He sat at the edge of his chair, feeling his limbs go leaden as he put down the phone. His worst fear has been confirmed. Once again he was denied admission to the program he was applying to.
He dared not breath for fear that his heart might explode from the agony he’s trying to conceal. Surprisingly he seemed to get by, even without breathing. He dared not make any abrupt movement to hold back the tears looming behind his eyes. They’ve been threatening to come out any moment, but he wouldn’t let them.
“Not here, not now”, he said.
He tried to think of somebody to call, not to talk to, just to feel somebody at the end of the line; to feel a living, breathing, presence other than his own. But there’s no one.
Even in the winter of his loneliness he was alone; as in most events in his life– he was alone.
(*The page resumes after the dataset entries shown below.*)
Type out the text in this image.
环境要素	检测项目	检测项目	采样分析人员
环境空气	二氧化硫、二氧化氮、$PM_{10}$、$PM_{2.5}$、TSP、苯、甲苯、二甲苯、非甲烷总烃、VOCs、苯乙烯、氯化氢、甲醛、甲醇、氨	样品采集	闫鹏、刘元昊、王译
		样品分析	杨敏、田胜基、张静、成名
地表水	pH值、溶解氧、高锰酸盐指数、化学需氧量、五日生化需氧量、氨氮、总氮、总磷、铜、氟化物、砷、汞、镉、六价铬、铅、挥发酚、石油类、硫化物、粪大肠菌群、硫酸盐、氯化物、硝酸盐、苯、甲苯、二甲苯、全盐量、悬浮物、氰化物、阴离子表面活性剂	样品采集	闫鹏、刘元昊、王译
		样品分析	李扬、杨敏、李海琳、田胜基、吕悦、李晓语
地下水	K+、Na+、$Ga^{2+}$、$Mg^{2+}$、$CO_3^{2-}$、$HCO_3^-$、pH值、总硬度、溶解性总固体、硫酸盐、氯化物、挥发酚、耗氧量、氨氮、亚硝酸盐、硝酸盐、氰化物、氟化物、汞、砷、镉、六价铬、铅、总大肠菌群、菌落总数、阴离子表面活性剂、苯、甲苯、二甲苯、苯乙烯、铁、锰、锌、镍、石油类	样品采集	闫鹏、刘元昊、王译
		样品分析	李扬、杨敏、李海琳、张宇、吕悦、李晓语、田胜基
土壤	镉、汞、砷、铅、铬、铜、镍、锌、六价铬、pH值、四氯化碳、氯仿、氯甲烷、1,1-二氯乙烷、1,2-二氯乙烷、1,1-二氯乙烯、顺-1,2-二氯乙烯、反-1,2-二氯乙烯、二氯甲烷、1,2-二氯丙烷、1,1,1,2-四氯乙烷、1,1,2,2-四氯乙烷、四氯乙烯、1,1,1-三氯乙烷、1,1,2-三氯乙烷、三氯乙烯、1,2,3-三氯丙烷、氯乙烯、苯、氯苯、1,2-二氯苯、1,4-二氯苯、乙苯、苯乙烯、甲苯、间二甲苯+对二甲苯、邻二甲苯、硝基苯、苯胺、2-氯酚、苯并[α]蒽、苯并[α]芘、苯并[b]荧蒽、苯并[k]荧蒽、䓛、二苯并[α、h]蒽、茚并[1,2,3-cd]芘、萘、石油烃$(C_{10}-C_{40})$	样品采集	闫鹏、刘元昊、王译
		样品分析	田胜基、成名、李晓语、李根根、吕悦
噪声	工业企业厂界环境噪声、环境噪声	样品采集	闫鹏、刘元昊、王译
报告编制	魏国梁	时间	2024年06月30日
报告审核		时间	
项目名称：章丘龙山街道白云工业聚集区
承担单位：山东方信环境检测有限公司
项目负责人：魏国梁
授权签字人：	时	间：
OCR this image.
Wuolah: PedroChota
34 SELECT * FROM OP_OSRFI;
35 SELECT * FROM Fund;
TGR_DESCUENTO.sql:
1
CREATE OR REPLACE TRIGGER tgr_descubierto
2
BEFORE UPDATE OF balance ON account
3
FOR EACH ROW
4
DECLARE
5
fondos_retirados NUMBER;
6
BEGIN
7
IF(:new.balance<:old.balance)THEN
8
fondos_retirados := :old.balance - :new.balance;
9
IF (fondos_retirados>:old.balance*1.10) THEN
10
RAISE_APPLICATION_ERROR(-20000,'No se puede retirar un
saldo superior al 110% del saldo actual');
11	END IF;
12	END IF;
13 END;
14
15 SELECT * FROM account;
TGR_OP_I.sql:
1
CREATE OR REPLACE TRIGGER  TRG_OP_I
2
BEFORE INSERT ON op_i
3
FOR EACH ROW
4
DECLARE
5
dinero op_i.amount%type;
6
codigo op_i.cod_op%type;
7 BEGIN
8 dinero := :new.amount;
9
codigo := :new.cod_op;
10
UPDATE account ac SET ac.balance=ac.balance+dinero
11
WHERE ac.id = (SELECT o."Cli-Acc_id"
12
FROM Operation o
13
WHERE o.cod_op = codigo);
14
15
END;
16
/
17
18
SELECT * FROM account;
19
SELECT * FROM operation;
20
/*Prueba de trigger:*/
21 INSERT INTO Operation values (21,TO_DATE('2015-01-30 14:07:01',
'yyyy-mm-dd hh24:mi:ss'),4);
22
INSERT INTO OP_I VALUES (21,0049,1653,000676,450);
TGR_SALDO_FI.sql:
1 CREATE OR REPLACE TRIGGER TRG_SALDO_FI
Colleagues from other departments pass along his cubicle from time to time but they never noticed him, not even today, when his actions seem more erratic and suspended. As if he was a part of the furniture.
He’s never had any problems with isolation. In fact, he welcomes his solitude. But there are days when he get lonely too. And today, as in certain days of his life, he felt monumentally alone and lonely.
What happens when a fish suddenly becomes allergic to water?
What happens when a solitary man becomes estranged from his solitude?
This is no unfamiliar territory; he’s been here before. He knows that after a good night’s sleep he will once again welcome the familiar silence he wraps himself with. He knows that the pauses before sweet slumber are the most difficult of times. Those hours that resonate with despair, those minutes that are plagued with hopelessness.
He thrashed around in his thoughts, like a fingerling that’s suddenly thrust out of the water, out of breath, life draining as fast as alcohol evaporating under the sun.
He wanted to reach out to somebody, to anybody—instead he lowered his head as a sea of tears, the same liquid that’s been threatening to burst the dam he hastily created came flooding like the torrential monsoon rain after an elongated summer.
He felt the first teardrop as it rolled down his cheek, the briny liquid tracing the contour of his lips, followed by another, then another.
He was a proud man and he cried tears that only a grown man can cry. He bowed his head and averted his face from a world that never looks his way.
In that instant, he embodied the sadness, and the despair of a solitary man crying for his loneliness.